As a side note, this report shows an exceptionally high volume of Direct traffic, the “bucket” Google Analytics uses for any traffic with no source determined. Likely, much of this traffic is coming from social media and email marketing, so a conversation about campaign tracking should follow to ensure sessions are being attributed to the right sources.
Watch for Spikes
In addition to noting major changes in metrics over time, also note abnormal spikes in sessions (or whatever metric you’ve chosen to show). Going back to the year-over-year example shown, we see a few spikes showing significantly more sessions than usual. Looking closer reveals the client sent out email newsletters to exceptionally large audiences on those days, resulting in heavy traffic to blog articles.
Other reasons for spikes may include product releases, new website launches, press placements, and one-off ad campaigns. Take the time to understand the causes for major increases in traffic to determine what methods of promotion have worked best. Of course, also look at the engagement from traffic on these days, as well as the impact on conversions.
Keeping in mind our goal of looking at longer term trends, let’s look at a month’s range around one of the larger traffic spikes to see the impact specifically on an eguide purchase promoted via this website.
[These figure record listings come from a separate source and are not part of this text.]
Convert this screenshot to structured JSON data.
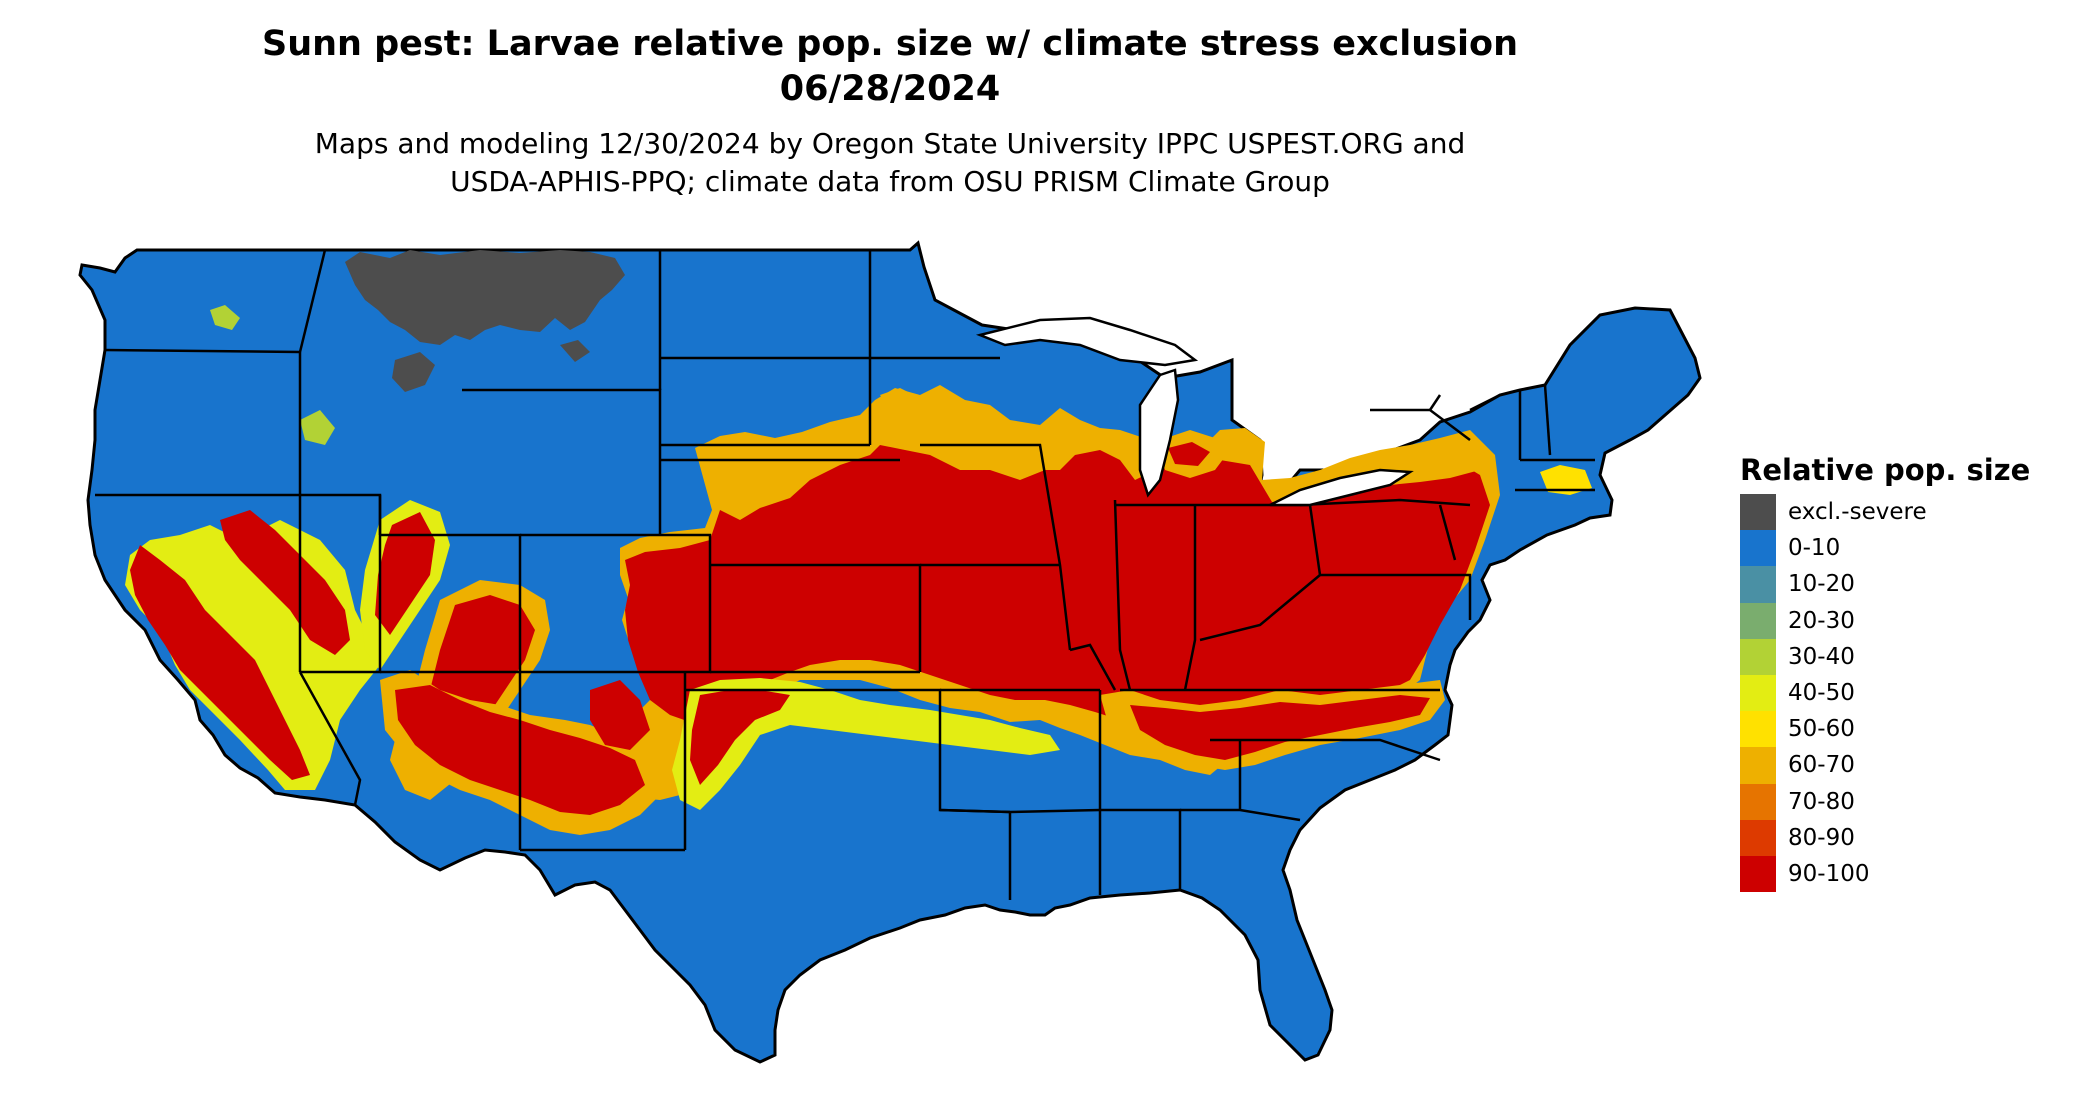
{
  "title": {
    "line1": "Sunn pest: Larvae relative pop. size w/ climate stress exclusion",
    "line2": "06/28/2024"
  },
  "subtitle": {
    "line1": "Maps and modeling 12/30/2024 by Oregon State University IPPC USPEST.ORG and",
    "line2": "USDA-APHIS-PPQ; climate data from OSU PRISM Climate Group"
  },
  "legend": {
    "title": "Relative pop. size",
    "items": [
      {
        "label": "excl.-severe",
        "color": "#4d4d4d"
      },
      {
        "label": "0-10",
        "color": "#1874cd"
      },
      {
        "label": "10-20",
        "color": "#4a90a4"
      },
      {
        "label": "20-30",
        "color": "#7aad6e"
      },
      {
        "label": "30-40",
        "color": "#b2d235"
      },
      {
        "label": "40-50",
        "color": "#e3ed13"
      },
      {
        "label": "50-60",
        "color": "#ffe100"
      },
      {
        "label": "60-70",
        "color": "#eeb000"
      },
      {
        "label": "70-80",
        "color": "#e67400"
      },
      {
        "label": "80-90",
        "color": "#dd3a00"
      },
      {
        "label": "90-100",
        "color": "#cd0000"
      }
    ]
  },
  "colors": {
    "background": "#ffffff",
    "state_border": "#000000"
  }
}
Here, we can see the spike in eguide purchases (dark blue) on July 20, the date the major spike in sessions occurred. However, note that average conversion rate (light blue) actually dipped down from the level of some surrounding days with the volume of extra people on the site on July 20.
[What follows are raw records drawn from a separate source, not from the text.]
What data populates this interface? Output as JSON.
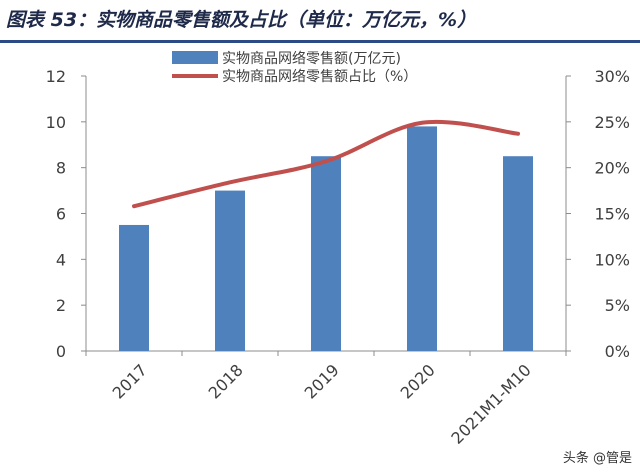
{
  "title": "图表 53：实物商品零售额及占比（单位：万亿元，%）",
  "watermark": "头条 @管是",
  "chart_data": {
    "type": "bar",
    "categories": [
      "2017",
      "2018",
      "2019",
      "2020",
      "2021M1-M10"
    ],
    "series": [
      {
        "name": "实物商品网络零售额(万亿元)",
        "type": "bar",
        "axis": "left",
        "color": "#4f81bd",
        "values": [
          5.5,
          7.0,
          8.5,
          9.8,
          8.5
        ]
      },
      {
        "name": "实物商品网络零售额占比（%）",
        "type": "line",
        "axis": "right",
        "color": "#c0504d",
        "values": [
          15.8,
          18.4,
          20.7,
          24.9,
          23.7
        ]
      }
    ],
    "y_left": {
      "min": 0,
      "max": 12,
      "ticks": [
        0,
        2,
        4,
        6,
        8,
        10,
        12
      ]
    },
    "y_right": {
      "min": 0,
      "max": 30,
      "ticks": [
        "0%",
        "5%",
        "10%",
        "15%",
        "20%",
        "25%",
        "30%"
      ]
    },
    "legend_position": "top-center",
    "grid": false
  }
}
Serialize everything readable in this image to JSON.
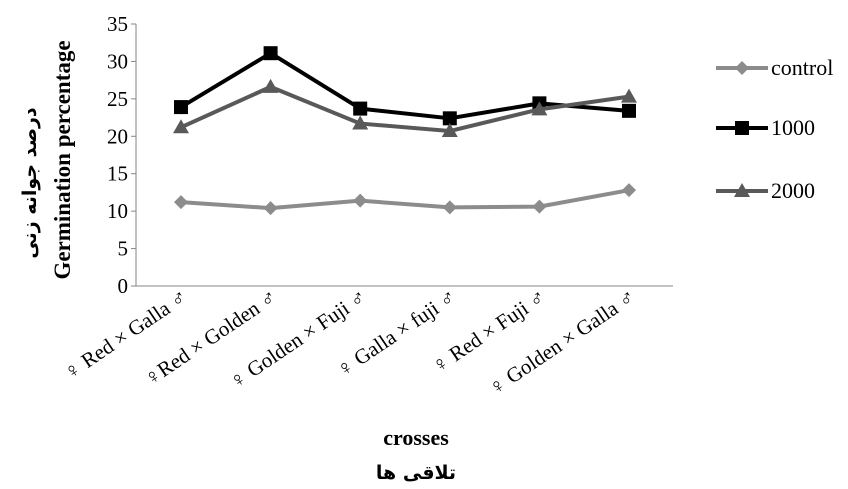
{
  "chart_data": {
    "type": "line",
    "categories": [
      "♀ Red × Galla ♂",
      "♀Red ×  Golden ♂",
      "♀ Golden × Fuji ♂",
      "♀ Galla × fuji ♂",
      "♀ Red × Fuji ♂",
      "♀ Golden × Galla ♂"
    ],
    "series": [
      {
        "name": "control",
        "values": [
          11.2,
          10.4,
          11.4,
          10.5,
          10.6,
          12.8
        ],
        "color": "#8c8c8c",
        "marker": "diamond"
      },
      {
        "name": "1000",
        "values": [
          23.9,
          31.1,
          23.7,
          22.4,
          24.4,
          23.4
        ],
        "color": "#000000",
        "marker": "square"
      },
      {
        "name": "2000",
        "values": [
          21.2,
          26.6,
          21.7,
          20.7,
          23.6,
          25.3
        ],
        "color": "#595959",
        "marker": "triangle"
      }
    ],
    "ylim": [
      0,
      35
    ],
    "yticks": [
      0,
      5,
      10,
      15,
      20,
      25,
      30,
      35
    ],
    "ylabel": "Germination percentage",
    "ylabel_fa": "درصد جوانه زنی",
    "xlabel": "crosses",
    "xlabel_fa": "تلاقی ها",
    "grid": false,
    "legend_position": "right"
  }
}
As a word of caution, when looking at longer data ranges, watch for periods of time when data may not have tracked properly. For example, the analytics code may have dropped out of the site during an update, with a few days’ worth of data lost before the issue was caught and corrected. Watch for days where data drops abnormally and note any site issues that occurred in that timeframe. Add annotations in Google Analytics to remind yourself of incidents that may have interfered with accurate data.
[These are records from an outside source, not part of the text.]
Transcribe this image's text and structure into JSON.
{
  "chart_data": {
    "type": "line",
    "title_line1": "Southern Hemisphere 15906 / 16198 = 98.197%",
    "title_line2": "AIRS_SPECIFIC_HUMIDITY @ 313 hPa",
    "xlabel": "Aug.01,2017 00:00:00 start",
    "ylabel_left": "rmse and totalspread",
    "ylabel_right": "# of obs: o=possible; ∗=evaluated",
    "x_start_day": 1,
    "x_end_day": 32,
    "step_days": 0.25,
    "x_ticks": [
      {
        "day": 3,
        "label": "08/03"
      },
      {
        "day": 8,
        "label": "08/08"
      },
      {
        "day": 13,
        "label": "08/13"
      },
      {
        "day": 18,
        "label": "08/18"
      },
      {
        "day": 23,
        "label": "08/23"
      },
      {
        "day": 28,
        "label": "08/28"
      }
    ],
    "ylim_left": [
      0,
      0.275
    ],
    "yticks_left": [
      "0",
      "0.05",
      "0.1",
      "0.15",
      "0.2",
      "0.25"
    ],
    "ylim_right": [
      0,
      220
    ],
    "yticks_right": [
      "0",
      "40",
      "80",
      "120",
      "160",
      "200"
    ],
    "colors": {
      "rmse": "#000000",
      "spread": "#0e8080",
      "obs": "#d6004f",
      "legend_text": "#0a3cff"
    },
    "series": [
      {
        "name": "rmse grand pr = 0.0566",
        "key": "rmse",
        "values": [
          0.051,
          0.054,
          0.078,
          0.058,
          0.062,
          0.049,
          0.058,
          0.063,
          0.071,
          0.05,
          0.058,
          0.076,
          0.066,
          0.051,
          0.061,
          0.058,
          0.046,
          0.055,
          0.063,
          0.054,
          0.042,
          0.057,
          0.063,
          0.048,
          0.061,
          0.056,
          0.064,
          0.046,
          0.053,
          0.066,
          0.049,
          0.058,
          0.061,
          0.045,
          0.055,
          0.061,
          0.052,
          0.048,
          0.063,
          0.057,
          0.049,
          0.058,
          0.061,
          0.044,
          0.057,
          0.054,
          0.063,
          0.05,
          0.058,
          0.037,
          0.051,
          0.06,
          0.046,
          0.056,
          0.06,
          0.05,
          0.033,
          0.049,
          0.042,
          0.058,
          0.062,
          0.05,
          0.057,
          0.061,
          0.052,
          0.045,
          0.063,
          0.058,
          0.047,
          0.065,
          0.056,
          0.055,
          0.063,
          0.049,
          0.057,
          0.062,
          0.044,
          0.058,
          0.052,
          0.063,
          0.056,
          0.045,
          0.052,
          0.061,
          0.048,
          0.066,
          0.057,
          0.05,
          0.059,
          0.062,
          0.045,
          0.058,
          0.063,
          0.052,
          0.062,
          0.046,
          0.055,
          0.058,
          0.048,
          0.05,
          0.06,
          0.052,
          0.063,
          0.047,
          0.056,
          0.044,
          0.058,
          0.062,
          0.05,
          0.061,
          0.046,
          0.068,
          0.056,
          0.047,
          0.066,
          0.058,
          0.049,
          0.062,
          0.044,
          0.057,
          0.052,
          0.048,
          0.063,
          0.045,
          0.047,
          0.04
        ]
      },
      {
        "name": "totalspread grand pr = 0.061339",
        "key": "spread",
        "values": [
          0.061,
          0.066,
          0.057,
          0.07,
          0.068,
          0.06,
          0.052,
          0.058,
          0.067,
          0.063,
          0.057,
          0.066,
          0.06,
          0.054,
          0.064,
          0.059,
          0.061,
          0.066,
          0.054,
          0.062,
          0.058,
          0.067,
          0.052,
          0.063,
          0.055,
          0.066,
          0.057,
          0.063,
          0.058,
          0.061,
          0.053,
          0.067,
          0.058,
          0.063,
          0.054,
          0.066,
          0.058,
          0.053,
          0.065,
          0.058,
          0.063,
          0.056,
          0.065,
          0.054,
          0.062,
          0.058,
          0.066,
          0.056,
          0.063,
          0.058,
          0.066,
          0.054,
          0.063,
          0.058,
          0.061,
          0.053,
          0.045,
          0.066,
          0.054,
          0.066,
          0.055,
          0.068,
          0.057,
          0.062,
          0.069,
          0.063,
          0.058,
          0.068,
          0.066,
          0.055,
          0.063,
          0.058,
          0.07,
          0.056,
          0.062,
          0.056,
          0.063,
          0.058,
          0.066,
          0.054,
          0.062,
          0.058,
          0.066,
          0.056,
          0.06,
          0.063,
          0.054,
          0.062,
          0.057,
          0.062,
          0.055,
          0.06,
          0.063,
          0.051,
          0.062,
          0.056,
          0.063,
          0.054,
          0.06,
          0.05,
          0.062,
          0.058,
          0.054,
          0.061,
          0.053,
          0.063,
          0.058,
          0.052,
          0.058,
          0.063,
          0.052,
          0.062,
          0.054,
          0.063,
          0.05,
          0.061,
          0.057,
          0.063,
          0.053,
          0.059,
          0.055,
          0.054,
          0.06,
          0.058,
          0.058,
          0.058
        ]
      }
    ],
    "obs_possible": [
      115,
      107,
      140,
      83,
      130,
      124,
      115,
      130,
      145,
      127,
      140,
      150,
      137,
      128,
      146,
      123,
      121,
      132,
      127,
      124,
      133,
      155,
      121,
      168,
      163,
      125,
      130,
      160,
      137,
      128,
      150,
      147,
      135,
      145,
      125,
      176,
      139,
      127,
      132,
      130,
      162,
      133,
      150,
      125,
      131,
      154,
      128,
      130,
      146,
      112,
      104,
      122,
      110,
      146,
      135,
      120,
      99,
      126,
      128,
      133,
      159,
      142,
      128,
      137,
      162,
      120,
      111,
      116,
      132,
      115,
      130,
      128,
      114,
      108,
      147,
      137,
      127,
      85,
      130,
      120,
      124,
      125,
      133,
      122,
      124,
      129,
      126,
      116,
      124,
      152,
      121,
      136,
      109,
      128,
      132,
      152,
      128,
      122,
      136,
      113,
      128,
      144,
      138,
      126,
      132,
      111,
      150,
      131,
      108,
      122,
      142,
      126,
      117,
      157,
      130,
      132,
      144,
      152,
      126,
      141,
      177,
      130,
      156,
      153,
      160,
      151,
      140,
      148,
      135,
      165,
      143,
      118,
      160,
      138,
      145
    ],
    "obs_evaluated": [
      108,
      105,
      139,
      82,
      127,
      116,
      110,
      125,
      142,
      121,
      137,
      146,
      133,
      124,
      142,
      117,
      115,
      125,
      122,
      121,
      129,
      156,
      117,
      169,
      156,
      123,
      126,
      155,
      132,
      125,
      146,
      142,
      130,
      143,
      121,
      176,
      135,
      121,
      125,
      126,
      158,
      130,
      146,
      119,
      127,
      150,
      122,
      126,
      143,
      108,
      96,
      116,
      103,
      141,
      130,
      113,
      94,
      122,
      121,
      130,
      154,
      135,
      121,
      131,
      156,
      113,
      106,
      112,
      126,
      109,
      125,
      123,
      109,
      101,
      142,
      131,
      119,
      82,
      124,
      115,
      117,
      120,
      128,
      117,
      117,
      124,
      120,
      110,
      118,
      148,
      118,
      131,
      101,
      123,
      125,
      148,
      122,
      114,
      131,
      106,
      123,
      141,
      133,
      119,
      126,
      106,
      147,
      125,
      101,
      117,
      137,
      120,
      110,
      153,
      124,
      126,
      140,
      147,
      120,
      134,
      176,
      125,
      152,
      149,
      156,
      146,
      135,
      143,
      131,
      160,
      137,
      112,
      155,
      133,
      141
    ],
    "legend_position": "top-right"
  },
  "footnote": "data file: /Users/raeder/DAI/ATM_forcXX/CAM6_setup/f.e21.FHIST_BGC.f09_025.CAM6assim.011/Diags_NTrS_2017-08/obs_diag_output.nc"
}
Megalytic Feature: Rolling Averages
When you build analytics reports in Megalytic, you’ll find several useful widgets that expand on the data available in Google Analytics to help you better evaluate performance over time. The widget shows weekly visits but also calculates a rolling average based on a larger period of time (30 days, 90 days, or more) to show a bigger picture of how average statistics are changing.
To add this widget, select “Add Widget” and use the search bar to find the Rolling Average widget. Drag it into the main report to add it. You can then select the gear symbol on the widget to select further options, such as the number of days to use for the rolling average.
In this example, you can see the line graph (a 30-day rolling average) follows a smoother course than the bar graph (weekly sessions), In addition, you can see how weekly sessions compared to the rolling average in the table beneath the graph. For this site, a seasonal business that sees traffic rise in the summer and decrease in fall, we can use the rolling average to better visualize how volume lessens later in the year.
To fully evaluate the performance of a website over time, move beyond simply reporting weekly and monthly statistics to look at data on quarterly and yearly levels, while comparing to previous periods. Use the tools available through Google Analytics, as well as reporting platforms like Megalytic, to analyze the data and present it in a format your boss or client will understand.